Jennifer Mathews is a writer, consultant and laughter yogini with a passion for uplifting the human spirit. After her life-partner died in 2011, she began sharing her experiences of death, grief, joy and optimism to support others on their journeys (JenniferMathews.com). Jennifer works with the community outreach and training team for the award-winning film Death Makes Life Possible. She's been facilitating conversations about death and the afterlife in various communities around the country. Her home base is Mount Shasta, CA.
Michael Cecil was born 1935, a Canadian from British Columbia. Moved to Ashland 1998. Executive with a global non-profit organization for many years, now retired. Has counseled many people during final life stages. Personal near-death experience brought many valuable insights. Staff with School of Lost Borders sessions on the Practice of Living and Dying. Has facilitated many work-shops, including a series on Elderpresence. Energy Healing practitioner for many years.
Judy Dolmatch is a licensed clinical social worker, practicing in Ashland since 1988, with a specialty in life passages and trauma recovery. She teaches and performs Playback Theatre, improvisational theatre based on audience stories. She facilitates Zegg Forum, a group process that values authenticity and aliveness. With the death of her mother last year, she immersed herself in a process of exploring end of life issues, loss and grief through literature, media and ritual. Judy attended her first Death Cafe this year. It was so meaningful that she was motivated to become a facilitator for the Ashland Death Cafe.
Judith Milburn is a psycho-spiritual psychologist, sharing this exploration, making friends with death—death of our loved ones and ourselves.

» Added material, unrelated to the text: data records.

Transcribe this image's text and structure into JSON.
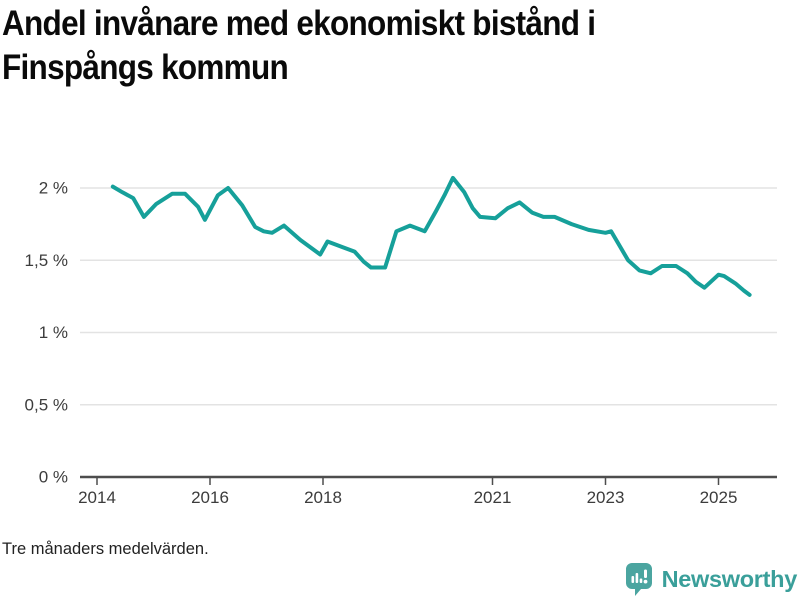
{
  "title": "Andel invånare med ekonomiskt bistånd i Finspångs kommun",
  "title_lines": [
    "Andel invånare med ekonomiskt bistånd i",
    "Finspångs kommun"
  ],
  "footnote": "Tre månaders medelvärden.",
  "branding": {
    "logo_text": "Newsworthy",
    "logo_icon": "newsworthy-speech-bubble-bar-chart-icon",
    "icon_color": "#4ba5a0",
    "text_color": "#3a9f9a"
  },
  "colors": {
    "line": "#16a09a",
    "grid": "#e3e3e3",
    "axis": "#4d4d4d",
    "tick_text": "#3c3c3c",
    "title_text": "#0a0a0a"
  },
  "chart_data": {
    "type": "line",
    "title": "Andel invånare med ekonomiskt bistånd i Finspångs kommun",
    "subtitle": "Tre månaders medelvärden.",
    "xlabel": "",
    "ylabel": "",
    "xlim": [
      2013.7,
      2026.0
    ],
    "ylim": [
      0,
      2.15
    ],
    "grid": "horizontal",
    "legend": "none",
    "x_axis": {
      "ticks": [
        {
          "value": 2014,
          "label": "2014"
        },
        {
          "value": 2016,
          "label": "2016"
        },
        {
          "value": 2018,
          "label": "2018"
        },
        {
          "value": 2021,
          "label": "2021"
        },
        {
          "value": 2023,
          "label": "2023"
        },
        {
          "value": 2025,
          "label": "2025"
        }
      ]
    },
    "y_axis": {
      "unit": "%",
      "ticks": [
        {
          "value": 2,
          "label": "2 %"
        },
        {
          "value": 1.5,
          "label": "1,5 %"
        },
        {
          "value": 1,
          "label": "1 %"
        },
        {
          "value": 0.5,
          "label": "0,5 %"
        },
        {
          "value": 0,
          "label": "0 %"
        }
      ]
    },
    "series": [
      {
        "name": "Andel invånare med ekonomiskt bistånd",
        "color": "#16a09a",
        "points": [
          [
            2014.28,
            2.01
          ],
          [
            2014.45,
            1.97
          ],
          [
            2014.64,
            1.93
          ],
          [
            2014.83,
            1.8
          ],
          [
            2015.05,
            1.89
          ],
          [
            2015.33,
            1.96
          ],
          [
            2015.56,
            1.96
          ],
          [
            2015.79,
            1.87
          ],
          [
            2015.91,
            1.78
          ],
          [
            2016.14,
            1.95
          ],
          [
            2016.32,
            2.0
          ],
          [
            2016.57,
            1.88
          ],
          [
            2016.8,
            1.73
          ],
          [
            2016.95,
            1.7
          ],
          [
            2017.1,
            1.69
          ],
          [
            2017.31,
            1.74
          ],
          [
            2017.6,
            1.64
          ],
          [
            2017.95,
            1.54
          ],
          [
            2018.08,
            1.63
          ],
          [
            2018.35,
            1.59
          ],
          [
            2018.56,
            1.56
          ],
          [
            2018.72,
            1.49
          ],
          [
            2018.85,
            1.45
          ],
          [
            2019.1,
            1.45
          ],
          [
            2019.3,
            1.7
          ],
          [
            2019.54,
            1.74
          ],
          [
            2019.8,
            1.7
          ],
          [
            2020.0,
            1.84
          ],
          [
            2020.15,
            1.95
          ],
          [
            2020.3,
            2.07
          ],
          [
            2020.5,
            1.97
          ],
          [
            2020.65,
            1.86
          ],
          [
            2020.78,
            1.8
          ],
          [
            2021.05,
            1.79
          ],
          [
            2021.27,
            1.86
          ],
          [
            2021.48,
            1.9
          ],
          [
            2021.7,
            1.83
          ],
          [
            2021.9,
            1.8
          ],
          [
            2022.1,
            1.8
          ],
          [
            2022.4,
            1.75
          ],
          [
            2022.7,
            1.71
          ],
          [
            2023.0,
            1.69
          ],
          [
            2023.1,
            1.7
          ],
          [
            2023.25,
            1.6
          ],
          [
            2023.4,
            1.5
          ],
          [
            2023.6,
            1.43
          ],
          [
            2023.8,
            1.41
          ],
          [
            2024.0,
            1.46
          ],
          [
            2024.25,
            1.46
          ],
          [
            2024.45,
            1.41
          ],
          [
            2024.6,
            1.35
          ],
          [
            2024.75,
            1.31
          ],
          [
            2025.0,
            1.4
          ],
          [
            2025.1,
            1.39
          ],
          [
            2025.3,
            1.34
          ],
          [
            2025.45,
            1.29
          ],
          [
            2025.55,
            1.26
          ]
        ]
      }
    ]
  }
}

She says, “Death has presented itself to me viewing my great grandmother lying in her casket in her darkened living room, hearing my grandfather before he died say he was hearing the angels sing, brushing my Mother’s hair moments after she had died, sitting by my brother as he released his last breath. Learning of Conscious dying, I prepare myself for that once in a lifetime experience—releasing my last breath, being with myself and Source, taken over into The Great Mystery.”